ARNOLD SCHWARZENEGGER
(takes a slow puff, smirks)
Nick… you sound jealous. He may smoke, but at least he doesn’t choke.

NICK STAHL
Come on! You can’t just swap me out like that. I was John Connor! I am the resistance!

ARNOLD SCHWARZENEGGER
(shrugs)
Resistance is good. But change is… inevitable.
(pauses)
And listen carefully, Nick — stay away from my stogie. I earned this one in the jungle before you were born.

NICK STAHL
(gritting teeth)
You’re serious? You’re backing him? The guy’s from East Van, not the future!

ARNOLD SCHWARZENEGGER
(leans forward, eyes glinting)
As long as JCJ stays hard-drug-free, he is my man. No more Hollywood rehab stories. I need a fighter, not a headline.

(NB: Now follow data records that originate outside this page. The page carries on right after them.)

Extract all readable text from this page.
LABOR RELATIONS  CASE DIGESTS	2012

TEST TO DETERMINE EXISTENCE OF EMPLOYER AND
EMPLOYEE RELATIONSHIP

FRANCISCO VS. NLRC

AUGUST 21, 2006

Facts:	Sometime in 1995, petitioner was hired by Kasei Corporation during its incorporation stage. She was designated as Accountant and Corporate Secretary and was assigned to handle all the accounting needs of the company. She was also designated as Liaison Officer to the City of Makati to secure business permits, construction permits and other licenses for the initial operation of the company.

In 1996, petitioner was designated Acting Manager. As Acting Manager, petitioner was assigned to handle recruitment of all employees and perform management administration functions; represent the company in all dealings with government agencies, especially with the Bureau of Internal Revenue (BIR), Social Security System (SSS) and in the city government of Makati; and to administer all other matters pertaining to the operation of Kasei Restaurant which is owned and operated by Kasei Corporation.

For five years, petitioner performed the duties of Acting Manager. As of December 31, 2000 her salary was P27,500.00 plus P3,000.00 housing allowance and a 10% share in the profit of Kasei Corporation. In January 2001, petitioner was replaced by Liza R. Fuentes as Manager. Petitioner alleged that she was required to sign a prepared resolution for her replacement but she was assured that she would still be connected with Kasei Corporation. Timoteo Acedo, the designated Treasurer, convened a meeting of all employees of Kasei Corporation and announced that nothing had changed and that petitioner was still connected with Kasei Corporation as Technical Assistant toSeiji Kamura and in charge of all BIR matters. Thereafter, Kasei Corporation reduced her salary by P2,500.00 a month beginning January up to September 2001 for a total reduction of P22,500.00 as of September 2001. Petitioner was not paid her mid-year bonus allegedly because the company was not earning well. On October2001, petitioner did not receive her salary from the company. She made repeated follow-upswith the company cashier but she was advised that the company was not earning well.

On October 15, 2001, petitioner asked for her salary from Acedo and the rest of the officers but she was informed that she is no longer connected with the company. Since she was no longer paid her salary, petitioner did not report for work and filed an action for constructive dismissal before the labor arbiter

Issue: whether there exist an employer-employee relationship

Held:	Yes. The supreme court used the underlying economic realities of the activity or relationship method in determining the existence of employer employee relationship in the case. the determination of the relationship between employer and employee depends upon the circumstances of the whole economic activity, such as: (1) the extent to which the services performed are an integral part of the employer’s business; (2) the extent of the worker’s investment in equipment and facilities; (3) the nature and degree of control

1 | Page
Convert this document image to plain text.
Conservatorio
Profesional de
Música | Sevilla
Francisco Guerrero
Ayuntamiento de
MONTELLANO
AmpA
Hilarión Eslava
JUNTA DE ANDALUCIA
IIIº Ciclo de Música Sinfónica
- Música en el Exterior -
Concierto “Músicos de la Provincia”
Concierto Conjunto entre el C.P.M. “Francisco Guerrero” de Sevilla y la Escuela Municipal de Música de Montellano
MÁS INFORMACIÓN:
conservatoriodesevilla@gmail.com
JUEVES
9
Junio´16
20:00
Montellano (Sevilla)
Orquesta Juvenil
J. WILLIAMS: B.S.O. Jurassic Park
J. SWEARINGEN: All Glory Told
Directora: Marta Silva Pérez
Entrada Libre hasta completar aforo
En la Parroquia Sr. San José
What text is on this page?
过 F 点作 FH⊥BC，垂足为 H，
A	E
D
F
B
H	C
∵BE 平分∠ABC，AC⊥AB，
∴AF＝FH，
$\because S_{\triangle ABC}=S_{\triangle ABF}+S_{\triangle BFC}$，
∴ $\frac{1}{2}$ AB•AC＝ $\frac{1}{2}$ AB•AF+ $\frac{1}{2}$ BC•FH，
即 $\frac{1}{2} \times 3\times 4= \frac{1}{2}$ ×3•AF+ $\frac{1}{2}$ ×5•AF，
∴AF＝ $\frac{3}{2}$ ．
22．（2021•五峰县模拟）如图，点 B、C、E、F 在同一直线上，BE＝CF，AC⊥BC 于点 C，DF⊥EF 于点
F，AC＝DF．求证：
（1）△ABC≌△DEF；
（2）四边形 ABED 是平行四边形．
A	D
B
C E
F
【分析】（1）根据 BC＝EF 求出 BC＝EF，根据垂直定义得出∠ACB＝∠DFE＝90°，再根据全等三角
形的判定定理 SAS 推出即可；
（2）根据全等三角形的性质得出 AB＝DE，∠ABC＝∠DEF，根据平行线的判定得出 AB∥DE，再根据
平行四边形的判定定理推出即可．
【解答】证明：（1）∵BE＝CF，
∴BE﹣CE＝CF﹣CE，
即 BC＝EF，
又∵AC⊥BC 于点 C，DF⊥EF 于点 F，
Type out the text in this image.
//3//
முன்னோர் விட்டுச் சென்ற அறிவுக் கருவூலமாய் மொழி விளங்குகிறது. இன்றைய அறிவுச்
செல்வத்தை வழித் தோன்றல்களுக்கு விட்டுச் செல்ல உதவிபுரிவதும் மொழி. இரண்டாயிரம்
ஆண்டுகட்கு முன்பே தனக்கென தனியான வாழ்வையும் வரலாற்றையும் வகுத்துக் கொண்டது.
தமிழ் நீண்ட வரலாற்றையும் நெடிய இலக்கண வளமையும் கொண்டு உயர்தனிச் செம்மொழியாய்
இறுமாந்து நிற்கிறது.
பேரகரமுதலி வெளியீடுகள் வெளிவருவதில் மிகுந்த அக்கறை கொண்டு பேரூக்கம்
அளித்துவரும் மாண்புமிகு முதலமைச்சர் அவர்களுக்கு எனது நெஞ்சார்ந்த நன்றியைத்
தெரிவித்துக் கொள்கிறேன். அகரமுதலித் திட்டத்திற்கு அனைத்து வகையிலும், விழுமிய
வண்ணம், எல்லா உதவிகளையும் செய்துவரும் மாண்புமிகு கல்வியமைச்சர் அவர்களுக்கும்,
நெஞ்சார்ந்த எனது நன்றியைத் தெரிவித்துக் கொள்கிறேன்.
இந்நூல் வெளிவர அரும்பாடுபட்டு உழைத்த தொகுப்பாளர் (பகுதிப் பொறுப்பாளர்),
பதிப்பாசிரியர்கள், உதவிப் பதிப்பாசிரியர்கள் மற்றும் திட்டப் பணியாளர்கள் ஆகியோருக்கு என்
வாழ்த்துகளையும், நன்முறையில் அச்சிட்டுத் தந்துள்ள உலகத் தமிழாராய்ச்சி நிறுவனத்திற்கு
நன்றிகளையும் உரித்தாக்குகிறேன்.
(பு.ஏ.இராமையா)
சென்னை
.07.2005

Nick’s shoulders slump. The hum of the machines fills the silence. Arnold rises, places a heavy hand on Nick’s shoulder.

ARNOLD SCHWARZENEGGER (cont’d)
Remember, Nick — in this war, there is no fate but what we make.
(beat)
And Joseph C. Jukic just made a better one.

Arnold walks toward JCJ, cigar smoke trailing behind him like steam from a terminator core. Nick watches, defeated, as the camera pans to the glowing “TERMINATOR: RESURRECTION” banner hanging above the set.

9/11 Calls

Scene: Inside the dusty garage hideout, night.
The neon from a half-broken “OPEN” sign flickers through the window. John Connor leans over a pile of salvaged tech—old CB radios, voice boxes, and busted cell phones—while the T-800 calmly reloads a shotgun with mechanical precision.


JOHN CONNOR:
Hey, uh… I’ve been meaning to ask you something.

T-800:
Affirmative.

JOHN:
Back there, when you called my foster parents? You sounded exactly like my mom. Like… freakishly real. How do you even do that?

T-800:
Mimetic polyalloy units possess molecular-level sound replication. I do not. My model uses mechanical approximation and computational waveform analysis.

JOHN (squints):
So… like autotune on steroids?

T-800 (deadpan):
Incorrect analogy. I record a minimum two seconds of vocal input, extract harmonic frequencies, and construct a digital phoneme map. Then I synthesize the signal through my vocal processor.

JOHN:
So you basically… remix their voice in real time?

T-800:
Affirmative. The imitation is exact to within 0.0003 percent deviation in waveform fidelity. Human auditory systems cannot detect the difference.

JOHN (impressed):
Man, that’s insane. Can you, like, do me?

T-800 (turns slightly, perfectly mimicking John’s voice):
“Hey dudes, this is John Connor, future leader of the Resistance. Don’t mess with my dirt bike.”

JOHN (laughing):
Okay, that’s creepy as hell.

T-800 (flatly):
It is an effective infiltration technique.

JOHN:
Yeah… remind me never to let you borrow my phone.